No thinking scratchpad, tight sampling for code:

temperature: 0.6
top_p: 0.95
presence_penalty: 0.0
chat_template_kwargs:
  enable_thinking: false

Fastest option for code completion tasks where you just want the answer.

6. `qwen3.6-35b-a3b-q4_k_xl-nothink-reasoning` — No-think, reasoning

No scratchpad but with high-entropy sampling — useful for multi-step reasoning tasks where you want diversity across retries:

temperature: 1.0
top_p: 0.95
presence_penalty: 1.5
chat_template_kwargs:
  enable_thinking: false

Why This Approach?

Single model load

Loading a 35B model takes time and significant VRAM. By keeping one model resident in llama.cpp and routing at the proxy layer, there is no model swap overhead between requests. The model is always warm.

Separation of concerns

Clients (VS Code extensions, Open WebUI, scripts) just pick an alias by name. They don’t need to know anything about sampling parameters. Changing a tuning value is a one-line edit in litellm-config.yaml — no client changes required.

Thinking vs. no-thinking

Qwen 3.6’s thinking mode produces significantly better results on complex tasks, but it increases latency and token usage because the model emits its reasoning chain first. For tasks that don’t benefit from it (quick lookups, code formatting, summarisation), the nothink aliases skip the scratchpad entirely.

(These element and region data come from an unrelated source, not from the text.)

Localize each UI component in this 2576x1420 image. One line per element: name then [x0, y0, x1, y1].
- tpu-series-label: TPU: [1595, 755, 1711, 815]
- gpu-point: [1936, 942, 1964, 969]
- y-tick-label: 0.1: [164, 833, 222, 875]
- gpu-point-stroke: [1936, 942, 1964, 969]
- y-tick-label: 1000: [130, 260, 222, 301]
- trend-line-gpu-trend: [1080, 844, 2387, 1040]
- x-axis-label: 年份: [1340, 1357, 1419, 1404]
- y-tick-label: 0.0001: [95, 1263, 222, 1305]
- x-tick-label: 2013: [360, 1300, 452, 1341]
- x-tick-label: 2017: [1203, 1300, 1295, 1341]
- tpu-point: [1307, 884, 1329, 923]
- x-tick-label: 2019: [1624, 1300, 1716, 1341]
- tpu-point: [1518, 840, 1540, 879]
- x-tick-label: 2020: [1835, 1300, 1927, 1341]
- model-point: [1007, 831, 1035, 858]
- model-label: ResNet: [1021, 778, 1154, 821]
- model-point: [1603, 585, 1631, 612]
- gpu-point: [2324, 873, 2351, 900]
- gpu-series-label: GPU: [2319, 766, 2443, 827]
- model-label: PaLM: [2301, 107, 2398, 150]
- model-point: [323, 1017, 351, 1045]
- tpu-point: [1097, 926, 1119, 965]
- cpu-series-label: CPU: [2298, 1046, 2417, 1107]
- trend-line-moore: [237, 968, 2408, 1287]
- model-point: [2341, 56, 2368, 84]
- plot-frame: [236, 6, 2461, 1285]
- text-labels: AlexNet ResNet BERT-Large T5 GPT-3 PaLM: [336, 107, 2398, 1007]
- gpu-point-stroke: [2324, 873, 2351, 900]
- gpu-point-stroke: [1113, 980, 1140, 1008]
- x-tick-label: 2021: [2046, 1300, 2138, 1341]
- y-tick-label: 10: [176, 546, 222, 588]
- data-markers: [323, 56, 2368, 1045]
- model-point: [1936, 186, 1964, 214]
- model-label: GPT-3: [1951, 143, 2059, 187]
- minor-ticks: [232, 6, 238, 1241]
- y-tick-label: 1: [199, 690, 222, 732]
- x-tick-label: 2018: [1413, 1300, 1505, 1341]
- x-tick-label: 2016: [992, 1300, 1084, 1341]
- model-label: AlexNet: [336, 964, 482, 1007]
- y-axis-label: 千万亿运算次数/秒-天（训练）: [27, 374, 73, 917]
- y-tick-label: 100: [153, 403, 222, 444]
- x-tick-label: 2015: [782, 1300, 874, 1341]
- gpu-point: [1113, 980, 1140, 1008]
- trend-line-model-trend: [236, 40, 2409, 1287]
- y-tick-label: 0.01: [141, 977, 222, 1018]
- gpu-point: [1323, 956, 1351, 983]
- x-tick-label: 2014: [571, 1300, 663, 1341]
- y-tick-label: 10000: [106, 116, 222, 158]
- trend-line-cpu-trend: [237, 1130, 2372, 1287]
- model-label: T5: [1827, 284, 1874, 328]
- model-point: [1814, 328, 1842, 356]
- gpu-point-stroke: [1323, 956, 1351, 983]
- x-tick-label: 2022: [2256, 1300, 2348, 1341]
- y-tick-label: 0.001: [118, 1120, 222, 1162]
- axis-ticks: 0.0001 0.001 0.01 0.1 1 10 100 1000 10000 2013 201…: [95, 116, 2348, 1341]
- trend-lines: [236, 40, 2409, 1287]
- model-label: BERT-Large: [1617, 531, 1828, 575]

Parameter presets per use case

Alias	Temperature	Use case
thinking-general	1.0	Brainstorming, open-ended
thinking-coding	0.6	Careful code generation with reasoning
nothink-general	0.7	Fast general chat
nothink-coding	0.6	Fast code completion
nothink-reasoning	1.0	Diverse multi-step reasoning

Summary

The full stack is:

llama.cpp — loads the model once onto the GPU and exposes a single OpenAI-compatible endpoint.
LiteLLM — acts as a multiplexing proxy, turning that one endpoint into many named models with different sampling presets.
Clients — pick the alias that matches the task. No knowledge of the underlying hardware or parameters needed.

The result is a flexible, low-overhead local inference setup where the right parameters are applied automatically based on what you’re asking the model to do.